Tarifaço de 25% dos EUA contra o Brasil entra em vigor nesta quarta-feira (22): minérios e metais não serão atingidos

Apesar do forte impacto sobre setores industriais e manufaturados, o ecossistema mineral brasileiro obteve uma vitória crucial: os minérios e os metais processados foram mantidos na extensa lista de isenções do governo americano, poupando o setor extrativo de um baque direto nas exportações.

Entra em vigor nesta quarta-feira (22/07) a nova tarifa adicional de 25% imposta pelo governo de Donald Trump sobre parte relevante dos produtos brasileiros exportados para os Estados Unidos. A medida é fruto da conclusão de uma investigação comercial conduzida pelo Escritório do Representante Comercial dos EUA (USTR) sob a amparo da Seção 301, legislação que permite impor sanções contra nações acusadas de “práticas comerciais desleais”.

Apesar do forte impacto sobre setores industriais e manufaturados, o ecossistema mineral brasileiro obteve uma vitória crucial: os minérios e os metais processados foram mantidos na extensa lista de isenções do governo americano, poupando o setor extrativo de um baque direto nas exportações.

Cadeias globais e minerais críticos resguardados

A decisão da Casa Branca de excluir as matérias-primas minerais das sobretaxas responde à dependência da própria indústria americana de suprimentos externos e ao risco de repasse inflacionário nas cadeias de transformação interna.

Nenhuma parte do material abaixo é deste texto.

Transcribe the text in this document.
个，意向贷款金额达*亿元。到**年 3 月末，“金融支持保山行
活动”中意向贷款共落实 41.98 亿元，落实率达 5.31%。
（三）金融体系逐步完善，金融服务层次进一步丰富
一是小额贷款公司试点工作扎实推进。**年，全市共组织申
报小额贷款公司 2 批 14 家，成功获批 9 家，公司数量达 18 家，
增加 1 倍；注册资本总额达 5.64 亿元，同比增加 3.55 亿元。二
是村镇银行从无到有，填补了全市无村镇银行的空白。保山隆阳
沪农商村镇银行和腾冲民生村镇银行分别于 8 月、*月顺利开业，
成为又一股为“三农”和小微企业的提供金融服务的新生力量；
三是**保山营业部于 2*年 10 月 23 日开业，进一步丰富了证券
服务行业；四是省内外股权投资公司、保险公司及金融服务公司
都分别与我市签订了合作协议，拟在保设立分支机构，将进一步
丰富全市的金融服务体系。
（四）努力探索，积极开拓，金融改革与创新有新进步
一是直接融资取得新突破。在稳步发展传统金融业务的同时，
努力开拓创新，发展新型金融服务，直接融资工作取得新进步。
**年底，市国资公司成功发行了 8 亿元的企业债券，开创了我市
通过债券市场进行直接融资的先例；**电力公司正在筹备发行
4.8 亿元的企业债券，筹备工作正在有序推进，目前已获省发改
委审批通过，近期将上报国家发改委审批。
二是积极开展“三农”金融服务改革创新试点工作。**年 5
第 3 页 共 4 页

Com o amparo do USTR, o minério de ferro e toda a pauta de minerais críticos e estratégicos do Brasil permanecem livres da nova alíquota. Ficam totalmente isentos do imposto de 25%:

  • Ferro e seus concentrados (incluindo pelotas de minério de ferro, que tiveram sua isenção mantida apesar de pedidos em contrário).
  • Manganês
  • Cobre
  • Níquel
  • Cobalto
  • Alumínio
  • Zinco
  • Estanho
  • Cromo
  • Tungstênio
  • Urânio e Tório
  • Molibdênio
  • Titânio (incluindo rutilo sintético)
  • Nióbio, tântalo e vanádio
  • Prata
  • Antimônio

  • Minerais não metálicos
  • Grafite natural (cristalina em flocos, pó ou outras formas brutas).
  • Caulim e outras argilas cauliníticas.
  • Fosfatos de cálcio naturais e fosfatos aluminocálcicos naturais.
  • Sulfato de bário natural (baritina)
  • Carbonato de magnésio natural (magnesita), além de magnésia fundida e magnésia calcinada.
  • Amianto (exceto do tipo crocidolita).
  • Mica bruta, incluindo mica em folhas ou lamelas.
  • Espato flúor (fluorspar)
  • Sulfatos de magnésio naturais, especificamente Kieserita e sais de Epsom
  • Criolita natural e quiolita natural
  • Óxidos de ferro micáceos naturais e outras substâncias minerais brutas.
  • Pedras, incluindo pedras de cantaria ou de construção trabalhadas, devido à indisponibilidade de cores e padrões específicos nos EUA.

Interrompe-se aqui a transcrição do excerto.